If you try to visit PornHub, one of the world’s largest websites from any of the 17 U.S. states, you’ll be blocked. Pornhub’s parent company, Aylo Holdings, has restricted a number of laws to restrict access.
On Friday, a landscape of online privacy and freedom of speech that could be reshaped in the 6-3 decision, the Supreme Court went all out to uphold Texas’s Age Verification Act (one of the first books passed in the country) which many websites publish pornography to check if all visitors are over 18 years old. Place an age verification system, plus an additional fine of up to $250,000. It also noted that the website should display health warnings about the potential health risks of pornography.
Justice Clarence Thomas said that since the law “requires only the age proof of obscene content in minors, it cannot directly regulate the protected speech of adults,” added that “adults have no right to avoid the First Amendment to age verification.”

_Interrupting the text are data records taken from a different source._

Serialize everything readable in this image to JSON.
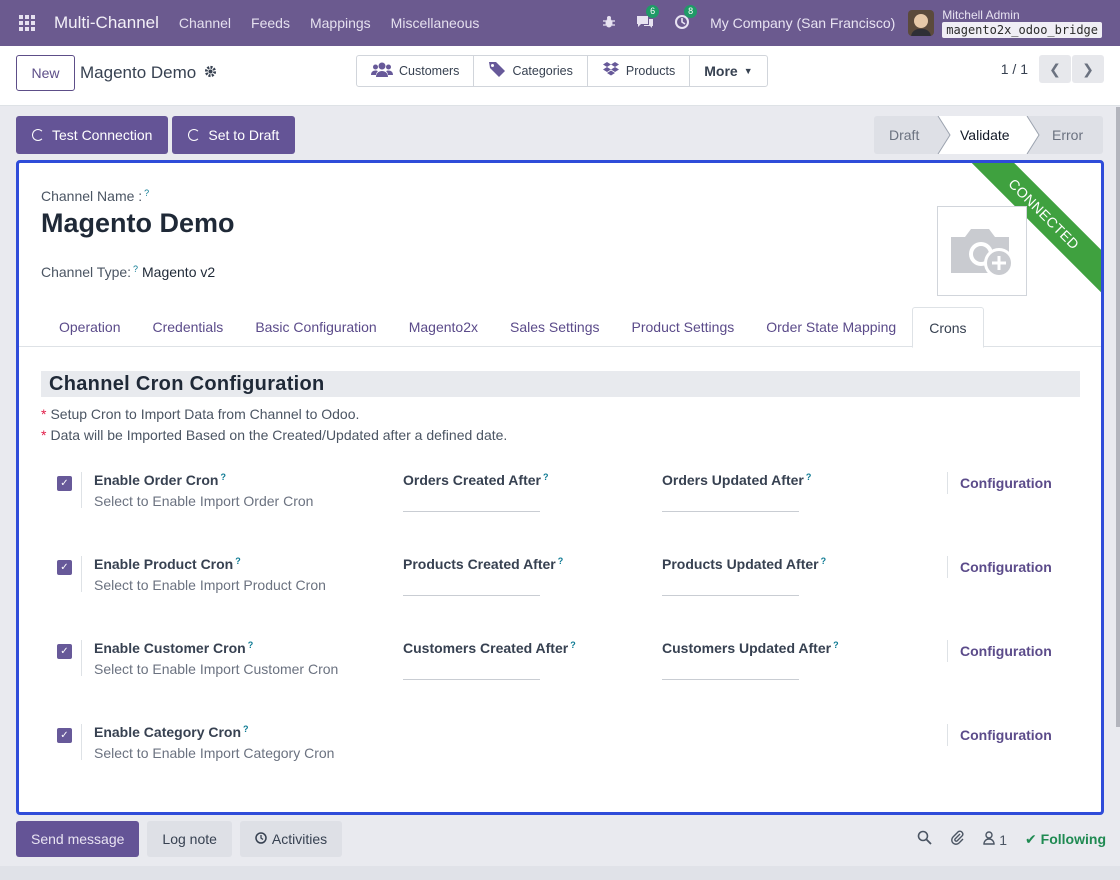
{
  "navbar": {
    "app_name": "Multi-Channel",
    "menus": [
      "Channel",
      "Feeds",
      "Mappings",
      "Miscellaneous"
    ],
    "messages_badge": "6",
    "activities_badge": "8",
    "company": "My Company (San Francisco)",
    "user_name": "Mitchell Admin",
    "database": "magento2x_odoo_bridge"
  },
  "control_panel": {
    "new_label": "New",
    "record_title": "Magento Demo",
    "smart_buttons": [
      "Customers",
      "Categories",
      "Products"
    ],
    "more_label": "More",
    "pager_value": "1 / 1"
  },
  "statusbar": {
    "test_connection_label": "Test Connection",
    "set_to_draft_label": "Set to Draft",
    "stages": [
      "Draft",
      "Validate",
      "Error"
    ],
    "active_stage": "Validate"
  },
  "form": {
    "ribbon": "CONNECTED",
    "channel_name_label": "Channel Name :",
    "channel_name": "Magento Demo",
    "channel_type_label": "Channel Type:",
    "channel_type": "Magento v2",
    "help_mark": "?",
    "tabs": [
      "Operation",
      "Credentials",
      "Basic Configuration",
      "Magento2x",
      "Sales Settings",
      "Product Settings",
      "Order State Mapping",
      "Crons"
    ],
    "active_tab": "Crons",
    "section_title": "Channel Cron Configuration",
    "notes": [
      "Setup Cron to Import Data from Channel to Odoo.",
      "Data will be Imported Based on the Created/Updated after a defined date."
    ],
    "cron_rows": [
      {
        "title": "Enable Order Cron",
        "subtitle": "Select to Enable Import Order Cron",
        "created_label": "Orders Created After",
        "updated_label": "Orders Updated After",
        "config_label": "Configuration",
        "checked": true
      },
      {
        "title": "Enable Product Cron",
        "subtitle": "Select to Enable Import Product Cron",
        "created_label": "Products Created After",
        "updated_label": "Products Updated After",
        "config_label": "Configuration",
        "checked": true
      },
      {
        "title": "Enable Customer Cron",
        "subtitle": "Select to Enable Import Customer Cron",
        "created_label": "Customers Created After",
        "updated_label": "Customers Updated After",
        "config_label": "Configuration",
        "checked": true
      },
      {
        "title": "Enable Category Cron",
        "subtitle": "Select to Enable Import Category Cron",
        "config_label": "Configuration",
        "checked": true
      }
    ]
  },
  "chatter": {
    "send_message_label": "Send message",
    "log_note_label": "Log note",
    "activities_label": "Activities",
    "followers_count": "1",
    "following_label": "Following"
  },
  "colors": {
    "navbar": "#6b5a8f",
    "primary": "#645496",
    "ribbon": "#3fa13f",
    "focus_border": "#2f4cd9"
  }
}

Judge Elena Kagan argued in objection that Texas law is direct and unconstitutional burden on the protected speech of adults. “A state may not care much about protecting adults’ access to sexually clear speeches; a country even prefers to cut those materials for everyone, but the First Amendment protects these sexually clear materials for every adult,” she wrote.
The ruling marked a major victory for Texas Attorney General Ken Paxton, who defended the law amid strong opposition from digital rights groups and adult entertainment industries.
Texas lawmakers passed HB1181 in early 2023, but were removed from the U.S. District Court for the Western Region because the law could be unconstitutional before the law takes effect. Adult Industry Group Free Speech Alliance, among other speech alliances, violated First Amendment’s reasons for restricting adults’ access to constitutional protection, challenged Texas laws. Last March, the Fifth Circuit Court of Appeals upheld Texas law, and the Speech Alliance brought the case to the Supreme Court at a January hearing.
In recent years, states across the country have proposed a wave of age verification laws. More than half of the U.S. states have passed or tried to pass the age verification law, according to a tracker released by the Free Speech Alliance.
“Efforts to regulate online porn are often an action to review the wider campaign to review the internet,” Jess Miers, a visiting assistant professor at the Law School of the University of Akron, said before the decision. “While the focus of this case is on mandatory age verification of adult content, state lawmakers want it to impose a legal basis for the full limit on broad online material.”